Mas estas segregações já se viram antes, assim como se viu a rapidez com que a tragédia dos outros se converte na nossa. Recordando, aprende-se que o desprezo pela democracia e pelos direitos humanos não se anuncia, não é gratuito, nem violento ou irrazoável. É banal, insidioso, discreto, tácito. Dirige-se a gente de pouca importância, que não “risca”, e começa, relativizando, em faróis da civilização e da indústria. Costuma ser bom para o negócio, e até para o interesse nacional. Tem pretexto e tem desculpa. Não é uma comporta que abre só uma vez, é uma racha irremediável no dique.

O passaporte sanitário evoca tempos de má memória, que hoje infelizmente se trasvestem de tempos de memória nenhuma. Sugere-me o início de algo. Talvez a de uma marca digital, partilhada e indelével de um indivíduo, das suas doenças e pecados, para consulta pública nos postos de fronteira. A tentação de uma circulação retalhada, limitada pelos crimes, riscos e contágios do passado. Talvez uma classificação individual, como no crédito, reservando-se os negócios e regiões à admissão como se o Mundo fora uma grande porta de discoteca. Pela calada, o enterro de Schengen, o fracasso da confiança, a dissolução definitiva da tensão entre liberdade e segurança que ainda e corajosamente caracteriza o Ocidente.

Gostava de o evitar. Certas coisas deixam-se por escrito: se é para haver triunfo dos limpos, prefiro ser porco a vida inteira.

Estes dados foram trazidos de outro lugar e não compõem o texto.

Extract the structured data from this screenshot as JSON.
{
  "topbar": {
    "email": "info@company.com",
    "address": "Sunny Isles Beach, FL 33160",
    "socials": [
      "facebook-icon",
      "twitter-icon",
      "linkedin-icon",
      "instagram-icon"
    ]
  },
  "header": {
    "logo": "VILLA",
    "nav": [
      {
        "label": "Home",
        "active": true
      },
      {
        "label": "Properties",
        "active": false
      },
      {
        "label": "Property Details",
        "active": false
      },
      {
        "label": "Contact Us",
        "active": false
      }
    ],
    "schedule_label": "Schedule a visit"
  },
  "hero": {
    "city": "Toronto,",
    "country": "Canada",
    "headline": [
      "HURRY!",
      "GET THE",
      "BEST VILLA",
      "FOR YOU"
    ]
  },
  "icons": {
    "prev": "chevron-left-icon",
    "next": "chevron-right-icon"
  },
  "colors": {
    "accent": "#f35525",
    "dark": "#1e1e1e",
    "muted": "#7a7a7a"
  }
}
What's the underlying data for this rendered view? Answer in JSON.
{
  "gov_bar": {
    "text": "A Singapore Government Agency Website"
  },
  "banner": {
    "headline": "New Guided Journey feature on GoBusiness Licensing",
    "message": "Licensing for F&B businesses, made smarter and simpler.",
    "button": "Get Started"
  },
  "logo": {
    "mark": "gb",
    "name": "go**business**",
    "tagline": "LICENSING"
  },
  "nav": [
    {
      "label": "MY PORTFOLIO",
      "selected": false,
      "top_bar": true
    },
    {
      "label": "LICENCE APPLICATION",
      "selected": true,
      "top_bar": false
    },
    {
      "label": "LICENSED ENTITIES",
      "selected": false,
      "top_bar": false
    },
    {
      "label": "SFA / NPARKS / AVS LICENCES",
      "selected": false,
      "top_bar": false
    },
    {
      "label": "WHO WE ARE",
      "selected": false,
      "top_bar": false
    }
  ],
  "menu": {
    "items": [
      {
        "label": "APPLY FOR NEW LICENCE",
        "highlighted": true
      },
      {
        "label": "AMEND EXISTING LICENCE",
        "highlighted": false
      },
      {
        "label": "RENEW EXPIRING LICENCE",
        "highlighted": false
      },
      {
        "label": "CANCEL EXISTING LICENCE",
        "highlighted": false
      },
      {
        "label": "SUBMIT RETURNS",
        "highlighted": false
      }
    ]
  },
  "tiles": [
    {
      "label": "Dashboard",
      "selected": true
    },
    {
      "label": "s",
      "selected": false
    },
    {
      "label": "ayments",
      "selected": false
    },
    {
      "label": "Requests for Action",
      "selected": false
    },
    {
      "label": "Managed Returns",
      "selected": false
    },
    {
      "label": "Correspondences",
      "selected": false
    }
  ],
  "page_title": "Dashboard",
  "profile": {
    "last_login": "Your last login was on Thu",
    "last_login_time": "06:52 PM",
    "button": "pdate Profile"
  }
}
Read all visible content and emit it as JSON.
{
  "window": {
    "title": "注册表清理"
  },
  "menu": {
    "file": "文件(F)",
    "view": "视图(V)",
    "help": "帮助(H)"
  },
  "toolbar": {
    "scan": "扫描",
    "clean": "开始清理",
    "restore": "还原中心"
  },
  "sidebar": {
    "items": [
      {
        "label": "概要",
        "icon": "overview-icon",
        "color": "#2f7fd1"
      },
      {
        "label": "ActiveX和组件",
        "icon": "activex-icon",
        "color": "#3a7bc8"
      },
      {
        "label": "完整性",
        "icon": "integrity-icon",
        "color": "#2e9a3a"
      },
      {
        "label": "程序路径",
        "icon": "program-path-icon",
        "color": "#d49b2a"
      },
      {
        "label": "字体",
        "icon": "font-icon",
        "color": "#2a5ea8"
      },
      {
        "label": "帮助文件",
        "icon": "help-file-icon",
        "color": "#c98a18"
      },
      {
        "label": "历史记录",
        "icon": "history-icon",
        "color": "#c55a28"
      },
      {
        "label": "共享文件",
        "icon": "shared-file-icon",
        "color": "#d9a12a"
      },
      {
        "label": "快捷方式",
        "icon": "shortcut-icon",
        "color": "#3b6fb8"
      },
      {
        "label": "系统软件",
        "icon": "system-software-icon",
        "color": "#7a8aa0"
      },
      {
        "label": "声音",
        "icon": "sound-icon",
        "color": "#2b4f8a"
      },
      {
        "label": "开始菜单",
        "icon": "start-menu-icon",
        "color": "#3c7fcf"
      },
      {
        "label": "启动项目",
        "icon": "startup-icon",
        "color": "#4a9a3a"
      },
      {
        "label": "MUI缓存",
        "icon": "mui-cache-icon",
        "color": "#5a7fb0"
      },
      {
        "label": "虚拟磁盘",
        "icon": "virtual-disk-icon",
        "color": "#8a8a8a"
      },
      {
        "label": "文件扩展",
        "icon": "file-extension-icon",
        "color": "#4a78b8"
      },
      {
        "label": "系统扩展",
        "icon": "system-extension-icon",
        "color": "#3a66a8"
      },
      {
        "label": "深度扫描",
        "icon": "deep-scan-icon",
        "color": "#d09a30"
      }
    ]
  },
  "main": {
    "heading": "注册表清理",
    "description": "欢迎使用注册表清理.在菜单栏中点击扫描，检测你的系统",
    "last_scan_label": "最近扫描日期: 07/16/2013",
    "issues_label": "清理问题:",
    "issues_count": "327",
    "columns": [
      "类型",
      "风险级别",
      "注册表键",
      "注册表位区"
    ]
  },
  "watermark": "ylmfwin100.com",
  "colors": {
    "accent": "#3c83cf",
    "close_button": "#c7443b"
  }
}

P.S. A TAP tentou cobrar € 1.800 por cabeça para um voo de repatriamento do Brasil, realizado ‘por razões humanitárias’ (a expressão é do Ministro dos Negócios Estrangeiros). Os passageiros indignaram-se, tiveram cobertura no telejornal. Como se atrevem a explorar quem não tem alternativa? Atrevem-se há anos, com os madeirenses no Natal e no Ano Novo, nos voos por quilómetro mais caros do Mundo. O barulho surtiu efeito. A TAP alegou um ‘mal-entendido’, e vai descer os preços. Perdeu-se uma oportunidade. Além de reconhecer que ‘entenderam mal’, podiam ter entendido ‘o’ mal. E dar-nos uma razão para os salvar.